妊活・不妊治療をしている方々の
親御さんは、“聞く”に徹して

 

産婦人科医をしていると、妊活や不妊治療をしている方の親御さんからの相談も少なくありません。娘さん、あるいは義理の娘さんがなかなか子供を授からないことに、親御さんも悩んでおられるのです。

ただ、その親心が、本人にとってはストレスになるということも知っておいていただきたいんです。
というのも、ほとんどの場合、お子さん夫婦は自分たちが子供をほしいという思いだけでなく、親御さんに孫の顔を見せてあげたいという思いも持っていて、それが叶わないと自分を責めてしまうからです。
しかもそれは自分の努力によって叶うことではありません。だから、つらくなるばかりなのです。

 

妊娠・出産が遅れるのは、社会全体の問題でもあります


かつて、「DINKS」=Double Income No Kids、つまり共働きで子供を持たない夫婦という言葉が流行った時代がありましたが、こういった選択肢もあるにもかかわらず、今の日本では、まだまだ〝子供を産むのは当たり前〟〝親に孫の顔を見せて一人前〟という風潮が根強く残っています。

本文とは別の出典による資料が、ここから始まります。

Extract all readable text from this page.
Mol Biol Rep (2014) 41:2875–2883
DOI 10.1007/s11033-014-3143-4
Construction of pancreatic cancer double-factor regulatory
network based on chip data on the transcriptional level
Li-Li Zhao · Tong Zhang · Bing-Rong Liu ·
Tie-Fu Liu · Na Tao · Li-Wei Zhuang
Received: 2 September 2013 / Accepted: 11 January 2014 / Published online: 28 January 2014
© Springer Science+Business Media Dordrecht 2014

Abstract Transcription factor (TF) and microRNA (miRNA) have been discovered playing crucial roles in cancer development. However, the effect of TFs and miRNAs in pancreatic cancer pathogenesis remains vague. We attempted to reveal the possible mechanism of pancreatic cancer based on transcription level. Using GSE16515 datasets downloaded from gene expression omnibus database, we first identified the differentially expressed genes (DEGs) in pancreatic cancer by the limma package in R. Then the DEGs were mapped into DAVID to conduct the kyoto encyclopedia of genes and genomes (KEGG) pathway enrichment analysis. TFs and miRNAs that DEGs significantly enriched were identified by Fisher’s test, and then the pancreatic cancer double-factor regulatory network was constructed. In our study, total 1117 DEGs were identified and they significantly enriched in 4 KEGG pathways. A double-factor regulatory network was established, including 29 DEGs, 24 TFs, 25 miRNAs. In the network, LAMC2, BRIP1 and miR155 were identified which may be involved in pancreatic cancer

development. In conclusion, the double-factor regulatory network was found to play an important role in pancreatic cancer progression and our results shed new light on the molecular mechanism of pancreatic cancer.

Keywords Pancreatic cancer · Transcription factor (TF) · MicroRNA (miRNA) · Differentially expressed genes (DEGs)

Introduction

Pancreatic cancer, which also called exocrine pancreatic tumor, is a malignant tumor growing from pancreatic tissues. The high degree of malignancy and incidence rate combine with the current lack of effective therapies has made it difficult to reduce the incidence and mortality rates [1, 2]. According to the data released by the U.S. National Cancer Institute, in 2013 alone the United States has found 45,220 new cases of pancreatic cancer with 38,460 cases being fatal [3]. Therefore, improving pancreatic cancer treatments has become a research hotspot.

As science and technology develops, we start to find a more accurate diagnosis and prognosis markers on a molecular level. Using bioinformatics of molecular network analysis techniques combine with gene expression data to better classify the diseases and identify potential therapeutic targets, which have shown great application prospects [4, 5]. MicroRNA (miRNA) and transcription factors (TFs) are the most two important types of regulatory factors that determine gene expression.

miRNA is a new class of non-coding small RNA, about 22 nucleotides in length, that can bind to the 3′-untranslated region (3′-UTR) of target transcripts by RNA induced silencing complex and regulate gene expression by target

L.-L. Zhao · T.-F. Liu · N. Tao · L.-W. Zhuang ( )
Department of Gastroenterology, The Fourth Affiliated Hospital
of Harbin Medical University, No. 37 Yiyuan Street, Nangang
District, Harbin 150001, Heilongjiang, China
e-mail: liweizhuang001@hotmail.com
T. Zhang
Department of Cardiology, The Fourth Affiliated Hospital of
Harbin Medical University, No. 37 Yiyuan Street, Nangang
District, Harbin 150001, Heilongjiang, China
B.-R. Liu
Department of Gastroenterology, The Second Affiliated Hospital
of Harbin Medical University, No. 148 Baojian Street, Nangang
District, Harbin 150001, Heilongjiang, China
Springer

親御さんたちの時代は、今の人たちより5年は早く子作りにトライをしていましたが、現代では20〜40代の女性は、社会での働き手としての役割も求められています。
現代女性が妊娠・出産が遅れるのはそういった社会全体の問題もあるので、妊活が遅くなってなかなか妊娠できないとしても、それは自分の娘や嫁だけの問題ではないのです。

 

それにも関わらず親御さんから、孫はまだかと思われることのつらさに、想像力を働かせてみていただければと思うのです。
たとえば、〝もう不妊治療を諦めようかなと思っている〟とお子さんが言ったとき、親御さんが〝本当はまだ諦め切れていないんじゃないかな〟と感じたとしても、それは、〝孫がほしい〟〝自分たちの子供に赤ちゃんができてほしい〟という親のエゴであり、当事者の思いではありません。